Minimal Polynomial and Jordan Basis

Question

Claim: Assume $A:V\rightarrow V$ is an endomorphism with $\dim V=d$. The minimal polynomial of this linear transformation is $m(t)=(t-\lambda)^d$. Choose $v$ such that $(A-\lambda)^{d-1} v\neq 0$. Then, $V$ has basis $B=\{v, (A-\lambda)v, \cdots, (A-\lambda)^{d-1} v\}$ such that the representation of $A$ on this basis is in Jordan Forms, e.g.:

\begin{pmatrix} \lambda & 1 &0\\ 0 & \lambda &1\\ 0 & 0 & \lambda \end{pmatrix}

I tried to prove this statement by induction. When $d=1$, we get $v$ as the only element in basis $B$, and the corresponding Jordan Form will be a single block consisting of $\lambda$. However, I am not sure how to proceed later. Also, I do not know why the representation of $A$ on this basis is in the Jordan Form when $d\geq 2$.

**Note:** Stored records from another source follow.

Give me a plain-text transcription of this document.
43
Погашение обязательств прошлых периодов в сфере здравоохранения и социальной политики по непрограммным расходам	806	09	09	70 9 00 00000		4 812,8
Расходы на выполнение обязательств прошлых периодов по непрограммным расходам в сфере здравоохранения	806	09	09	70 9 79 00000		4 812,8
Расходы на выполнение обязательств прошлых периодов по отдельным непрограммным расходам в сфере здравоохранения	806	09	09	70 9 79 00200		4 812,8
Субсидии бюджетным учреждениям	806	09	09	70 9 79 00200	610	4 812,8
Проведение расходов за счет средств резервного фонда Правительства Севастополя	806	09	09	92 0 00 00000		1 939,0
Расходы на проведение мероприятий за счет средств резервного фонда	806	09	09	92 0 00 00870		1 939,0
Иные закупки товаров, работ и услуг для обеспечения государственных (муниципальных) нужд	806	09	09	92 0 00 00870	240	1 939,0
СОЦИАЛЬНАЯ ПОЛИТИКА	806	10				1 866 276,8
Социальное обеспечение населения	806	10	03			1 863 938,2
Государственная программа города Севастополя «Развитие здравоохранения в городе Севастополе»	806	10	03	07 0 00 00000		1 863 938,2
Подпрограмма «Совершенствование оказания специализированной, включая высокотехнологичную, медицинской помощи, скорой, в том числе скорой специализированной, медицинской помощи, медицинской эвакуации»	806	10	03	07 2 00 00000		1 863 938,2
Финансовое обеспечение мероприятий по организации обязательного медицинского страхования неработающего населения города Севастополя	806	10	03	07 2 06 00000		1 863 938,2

Any help will be appreciated.

Answer 1

Let $v$ with $(A-\lambda )^{d-1}v\ne 0$. Denote $$ v_i := (A-\lambda)^i v, \quad i=0\dots d-1. $$ Then it holds for $i=0\dots d-2$ $$ A v_i = (A-\lambda) v_i + \lambda v_i = \lambda v_i + v_{i+1}. $$ Hence the $i$-th row of the matrix representation contains $\lambda$ in the $i$-th columns and $1$ in column $i+1$. Pretty much the matrix you asked about.

For $i=d-1$, we have $Av_{d-1} = (A-\lambda)v_{d-1} + \lambda v_{d-1}=\lambda v_{d-1}$, hence the $\lambda$ entry in the lower-right corner.

Answer 2

The only part of the statement that is not obvious from the definitions (notably the definition of what it means to have a matrix for an endomorphism expressed on a given basis) is that $B$ is a basis of$~V$ in the first place. Since it has the right number of elements to be a basis, it will suffice to show that the vectors of $B$ are independent. Suppose for a contradiction there is a non-trivial relation $0=\sum_{i=0}^{d-1}c_i(A-\lambda I)^iv$, and choose one that has as many initial coefficients$~c_i$ to be zero as possible. So let $k\geq0$ be the index of the first nonzero coefficient; since all vectors of $B$ are nonzero by construction there are at least two nonzero coefficients in the relation (so $k\leq d-2$). Now apply the endomorphism $A-\lambda I$ to the relation $0=\sum_{i=k}^{d-1}c_i(A-\lambda I)^iv$ to obtain $$ 0=\sum_{i=k}^{d-1}c_i(A-\lambda I)^{i+1}v = \sum_{i=k+1}^{d-1}c_{i-1}(A-\lambda I)^iv $$ (the final term of the first sum is$~0$ and was dropped). This is a non-trivial relation starting at index $k+1$, contradicting the maximal choice of $k$.